The trailers were amazing though. That dragon thing looks great. I like cute dragons. Plus something with The Rock as a tooth fairy in ice hockey gear? So dreadful it might be brilliant. Or just dreadful.

11 February 2010

CSI: it's all about the ladies. And the serial killers.

I was going to make a "Who" joke but they've all been done before- SPOILERS FOR CSI SEASON 1O EPS WHICH HAVE AIRED ON FIVE IN THE UK

New year, new season of CSI on Five. I wish I could say I was anticipating the start of season ten with excitement, but somehow it's just worn off a little over the years. It's so hard to keep a show like this fresh and exciting and within the realms of reality after all the many, many cases the Vegas grave shift have tackled over the years.
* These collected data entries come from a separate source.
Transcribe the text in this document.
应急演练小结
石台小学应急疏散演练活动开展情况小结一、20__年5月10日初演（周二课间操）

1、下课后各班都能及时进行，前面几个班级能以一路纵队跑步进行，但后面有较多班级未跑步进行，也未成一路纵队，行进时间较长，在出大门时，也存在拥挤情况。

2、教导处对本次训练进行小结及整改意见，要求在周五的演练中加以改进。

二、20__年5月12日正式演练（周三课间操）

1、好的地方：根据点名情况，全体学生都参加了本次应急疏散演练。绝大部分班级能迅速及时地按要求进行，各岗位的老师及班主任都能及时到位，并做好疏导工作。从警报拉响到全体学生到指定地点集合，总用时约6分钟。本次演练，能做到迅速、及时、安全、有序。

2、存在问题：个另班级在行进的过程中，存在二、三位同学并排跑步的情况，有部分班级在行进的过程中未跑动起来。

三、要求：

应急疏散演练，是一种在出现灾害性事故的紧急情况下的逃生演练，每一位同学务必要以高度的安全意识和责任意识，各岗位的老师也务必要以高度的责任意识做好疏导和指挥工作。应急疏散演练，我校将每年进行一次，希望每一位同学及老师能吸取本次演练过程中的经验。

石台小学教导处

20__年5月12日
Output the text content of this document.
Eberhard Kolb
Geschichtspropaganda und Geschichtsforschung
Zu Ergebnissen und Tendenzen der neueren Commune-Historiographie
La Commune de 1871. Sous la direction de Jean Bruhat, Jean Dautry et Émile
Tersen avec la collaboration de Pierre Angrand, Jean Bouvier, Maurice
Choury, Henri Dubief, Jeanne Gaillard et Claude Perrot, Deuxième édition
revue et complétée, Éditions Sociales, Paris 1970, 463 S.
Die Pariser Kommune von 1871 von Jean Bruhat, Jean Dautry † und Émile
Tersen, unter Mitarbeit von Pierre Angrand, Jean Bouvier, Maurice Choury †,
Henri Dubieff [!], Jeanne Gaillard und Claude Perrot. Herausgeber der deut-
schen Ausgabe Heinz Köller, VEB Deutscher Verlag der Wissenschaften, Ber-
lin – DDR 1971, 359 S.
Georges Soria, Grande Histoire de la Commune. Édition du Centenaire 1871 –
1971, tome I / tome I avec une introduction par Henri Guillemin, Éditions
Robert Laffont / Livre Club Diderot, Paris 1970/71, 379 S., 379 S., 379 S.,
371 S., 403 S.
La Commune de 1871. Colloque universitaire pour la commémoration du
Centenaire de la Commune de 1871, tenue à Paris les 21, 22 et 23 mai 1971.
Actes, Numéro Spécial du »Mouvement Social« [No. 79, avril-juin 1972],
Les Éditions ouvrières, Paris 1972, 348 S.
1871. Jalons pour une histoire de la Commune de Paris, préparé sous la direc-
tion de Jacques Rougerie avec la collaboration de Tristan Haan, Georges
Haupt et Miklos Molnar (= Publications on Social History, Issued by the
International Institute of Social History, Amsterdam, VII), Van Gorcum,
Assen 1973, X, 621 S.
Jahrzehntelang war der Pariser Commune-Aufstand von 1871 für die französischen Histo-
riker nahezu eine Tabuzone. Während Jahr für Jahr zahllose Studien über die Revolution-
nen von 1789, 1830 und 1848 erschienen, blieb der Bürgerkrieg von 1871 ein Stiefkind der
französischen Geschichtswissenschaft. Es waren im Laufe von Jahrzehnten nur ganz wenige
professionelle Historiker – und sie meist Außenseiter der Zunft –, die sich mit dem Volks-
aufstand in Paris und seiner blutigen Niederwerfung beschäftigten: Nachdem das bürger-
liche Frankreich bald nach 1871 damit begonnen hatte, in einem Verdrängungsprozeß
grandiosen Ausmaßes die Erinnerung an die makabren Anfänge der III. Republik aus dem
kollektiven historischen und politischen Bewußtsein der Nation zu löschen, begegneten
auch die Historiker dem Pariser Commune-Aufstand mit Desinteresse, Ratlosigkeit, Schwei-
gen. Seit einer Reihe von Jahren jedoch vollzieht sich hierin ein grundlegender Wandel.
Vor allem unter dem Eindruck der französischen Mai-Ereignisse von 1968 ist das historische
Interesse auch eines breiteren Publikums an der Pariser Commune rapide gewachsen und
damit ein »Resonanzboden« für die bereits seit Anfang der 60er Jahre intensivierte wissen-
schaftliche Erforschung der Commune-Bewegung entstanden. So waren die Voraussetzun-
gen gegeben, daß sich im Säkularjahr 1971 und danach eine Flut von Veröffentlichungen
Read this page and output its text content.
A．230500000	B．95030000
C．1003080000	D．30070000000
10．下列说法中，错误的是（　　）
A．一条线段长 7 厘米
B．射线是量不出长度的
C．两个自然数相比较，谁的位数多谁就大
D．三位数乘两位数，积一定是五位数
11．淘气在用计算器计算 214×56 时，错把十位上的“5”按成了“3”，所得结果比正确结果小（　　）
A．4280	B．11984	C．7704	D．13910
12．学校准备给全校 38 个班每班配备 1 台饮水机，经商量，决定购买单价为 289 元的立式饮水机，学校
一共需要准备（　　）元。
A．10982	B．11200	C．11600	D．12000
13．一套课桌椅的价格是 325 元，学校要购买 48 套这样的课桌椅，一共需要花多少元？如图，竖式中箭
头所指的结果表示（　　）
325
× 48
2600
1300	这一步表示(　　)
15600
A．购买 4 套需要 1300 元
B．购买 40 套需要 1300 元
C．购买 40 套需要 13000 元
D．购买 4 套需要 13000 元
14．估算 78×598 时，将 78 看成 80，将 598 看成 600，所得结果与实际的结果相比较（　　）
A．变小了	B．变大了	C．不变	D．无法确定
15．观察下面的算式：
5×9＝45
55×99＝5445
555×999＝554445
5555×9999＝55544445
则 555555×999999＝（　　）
To its credit, the minds behind CSI have realised this, and continue to include tantalising character development threads behind the gory case-of-the-week action to keep the audience hanging in there.

Season ten opens by moving Laurence Fishburne's Professor Langston from bumbling newbie to fully trained-up and newly-promoted CSI level 2. Hurrah! There was only so much of Ray getting his tie in the corpse I was willing to put up with. This also allows the show to instead explore Ray's character, starting with his relationship with his violent father and his concern that he may have inherited the same traits. In this respect, Ray has become a perfect alternative to Grissom, lending a quiet depth and tension to every scene. Oh, and did you see him kick that guy through the glass wall in the season opener? Yeah, that was cool.

Catherine is struggling to fill Grissom's shoes as head of the grave shift, whilst Nick gets to step up as the second longest standing member of the team. Fortunately for the bland twins, they're supported by the ever watchable Greg, the deliciously snarky Hodges and my new favourite CSI lady, Wendy, who will hopefully soon graduate from narrative tool to real cast member.

My favourite thing about season ten so far though has to be that Sara is back. I love Sara. I missed Sara. I know everyone loves Grissom, but Sara was the best female character on a police procedural. I could relate to her. She was strong and opinionated, and throughout her time as cast regular she struggled with a crush on her boss, an inability to relate to her coworkers, a lonely lifestyle, alcoholism, and being pinned under a car in the desert with a broken arm.

Mostly I loved Sara's interaction with Catherine. As the two women on the team, they had a relationship that seemed so much more real that the Grissom-as-father-figure theme that was the main thrust of the male characters' interaction. Sara and Catherine initially held each other at a suspicious arm's length, butting heads frequently over their styles of working. Later on, as they worked together, they developed a respect for each other as professionals that became a trust and a friendship. In the two-part season 7 opener, when Catherine awakes in a motel room suspecting she has been the victim of a date rape, she calls Sara in to help her investigate, and avoids telling her male coworkers. Right or wrong, this is a reaction and a relationship that I can believe in.

CSI might not be the most liberal thing on television (there's a fair amount of stereotypical evil women murderers and swaggering black drug dealers propping up the plots) but it drip-feeds character development in a way that keeps me watching. Not to mention that the trend towards serial killer arcs in recent seasons (the Miniature Killer was brilliant) helps to keep me tuned in. This year's Dr Jekyll, tying up a corpse's intestine in a bow, in wonderfully macabre! I can't wait to find out more.